Импортируем нужные нам модули

In [7]:
from sklearn.feature_extraction.text import TfidfTransformer, CountVectorizer, TfidfVectorizer
from sklearn.linear_model import LogisticRegression, SGDClassifier
from sklearn.svm import LinearSVC
# from sklearn.cross_validation import cross_val_score
from sklearn.model_selection import cross_val_score
from sklearn.pipeline import Pipeline

###Оценка качества работы разных классификаторов

In [8]:
def text_classifier(vectorizer, transformer, classifier):
    return Pipeline(
            [("vectorizer", vectorizer),
            ("transformer", transformer),
            ("classifier", classifier)]
        )

In [9]:
for clf in [LogisticRegression, LinearSVC, SGDClassifier]:
    print clf
    print cross_val_score(text_classifier(CountVectorizer(), TfidfTransformer(), clf()), texts, labels).mean()
    print "\n"

<class 'sklearn.linear_model.logistic.LogisticRegression'>




0.8135111159063255


<class 'sklearn.svm.classes.LinearSVC'>
0.8455071838305371


<class 'sklearn.linear_model.stochastic_gradient.SGDClassifier'>




0.8400271529014044




### Подготовка классификатора, обученного на всех данных

In [8]:
clf_pipeline = Pipeline(
            [("vectorizer", TfidfVectorizer()),
            ("classifier", LinearSVC())]
        )


clf_pipeline.fit(texts, labels)

print clf_pipeline

Pipeline(steps=[('vectorizer', TfidfVectorizer(analyzer=u'word', binary=False, decode_error=u'strict',
        dtype=<type 'numpy.int64'>, encoding=u'utf-8', input=u'content',
        lowercase=True, max_df=1.0, max_features=None, min_df=1,
        ngram_range=(1, 1), norm=u'l2', preprocessor=None, smooth_id...ax_iter=1000,
     multi_class='ovr', penalty='l2', random_state=None, tol=0.0001,
     verbose=0))])


In [9]:
print clf_pipeline.predict(["Amazing film!
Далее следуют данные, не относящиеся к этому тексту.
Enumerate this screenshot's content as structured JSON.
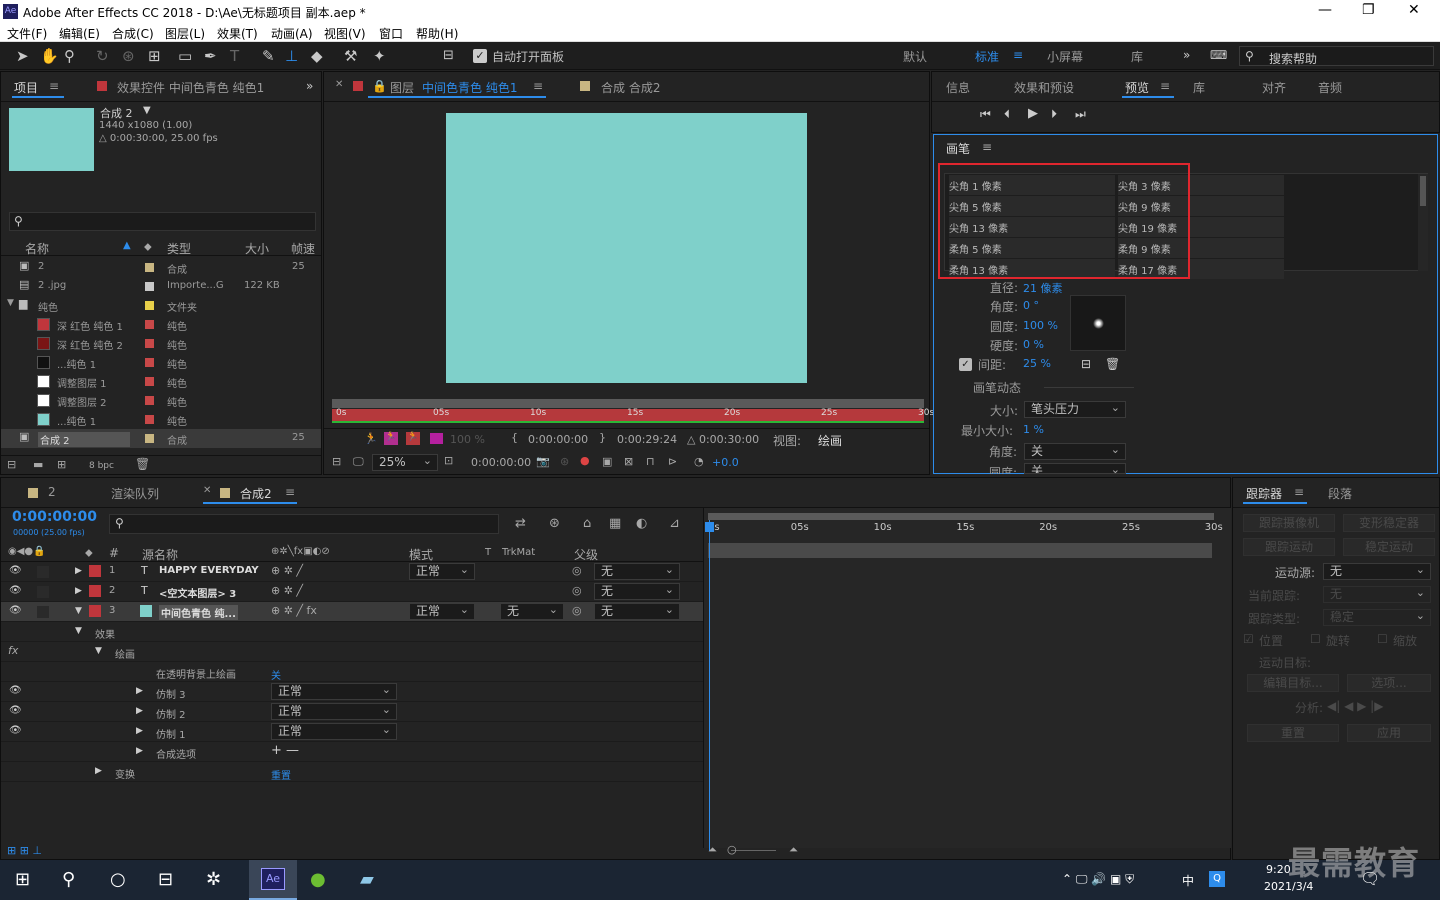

I will advice it to all my friends. Genious",
                           "Awful film! The man who advised me to watch it is really crazy idiot."])

[1 0]


## Понижение размерности и ансамбли деревьев

In [10]:
%%time
from sklearn.decomposition import NMF, TruncatedSVD

v = CountVectorizer()
mx = v.fit_transform(texts)
mf = TruncatedSVD(10)
u = mf.fit_transform(mx)

CPU times: user 3.74 s, sys: 100 ms, total: 3.84 s
Wall time: 2.45 s


In [11]:
# NMF - неотрицательные матричные разложения
for transform in [TruncatedSVD, NMF]:
    print transform
    print cross_val_score(text_classifier(CountVectorizer(), transform(n_components=10), LinearSVC()), texts, labels).mean()
    print "\n"


<class 'sklearn.decomposition.truncated_svd.TruncatedSVD'>




0.5555435675196154


<class 'sklearn.decomposition.nmf.NMF'>
0.6430082777388167







Если задать n_components=1000:

In [12]:
%%time
print cross_val_score(text_classifier(TfidfVectorizer(), TruncatedSVD(n_components=1000), LinearSVC()),
                      texts, 
                      labels
                     ).mean()

0.842014169858
CPU times: user 3min 11s, sys: 13.5 s, total: 3min 25s
Wall time: 2min 24s


## Ансамбли деревьев на преобразованных признаках

In [12]:
from sklearn.ensemble import RandomForestClassifier, GradientBoostingClassifier

In [15]:
%%time
print cross_val_score(
    Pipeline([
            ("vectorizer", CountVectorizer()),
            ("transformer", TruncatedSVD(100)),
            ("classifier", RandomForestClassifier(100))
        ]),
    texts,
    labels
    )

[ 0.70209581  0.71621622  0.69069069]
CPU times: user 13.9 s, sys: 600 ms, total: 14.5 s
Wall time: 14.3 s


Больше компонент и больше деревьев:

In [19]:
%%time
print cross_val_score(text_classifier(CountVectorizer(), TruncatedSVD(n_components=1000), RandomForestClassifier(1000)),
                      texts, 
                      labels
                     ).mean()

0.561485137832
CPU times: user 4min 43s, sys: 13.6 s, total: 4min 57s
Wall time: 3min 56s


Tf*Idf вместо частот слов:

In [18]:
%%time
print cross_val_score(text_classifier(TfidfVectorizer(), TruncatedSVD(n_components=1000), RandomForestClassifier(1000)),
                      texts, 
                      labels
                     ).mean()

0.590001678325
CPU times: user 4min 39s, sys: 14.3 s, total: 4min 53s
Wall time: 3min 52s


## Совмещаем Tf*Idf и SVD

In [16]:
from sklearn.pipeline import FeatureUnion

estimators = [('tfidf', TfidfTransformer()), ('svd', TruncatedSVD(1))]
combined = FeatureUnion(estimators)

In [17]:
%%time
print cross_val_score(
    Pipeline([
            ("vectorizer", CountVectorizer()),
            ("transformer", combined),
            ("classifier", LinearSVC())
        ]),
    texts,
    labels
    )

[ 0.74251497  0.78978979  0.62912913]
CPU times: user 10.7 s, sys: 24 ms, total: 10.7 s
Wall time: 10.7 s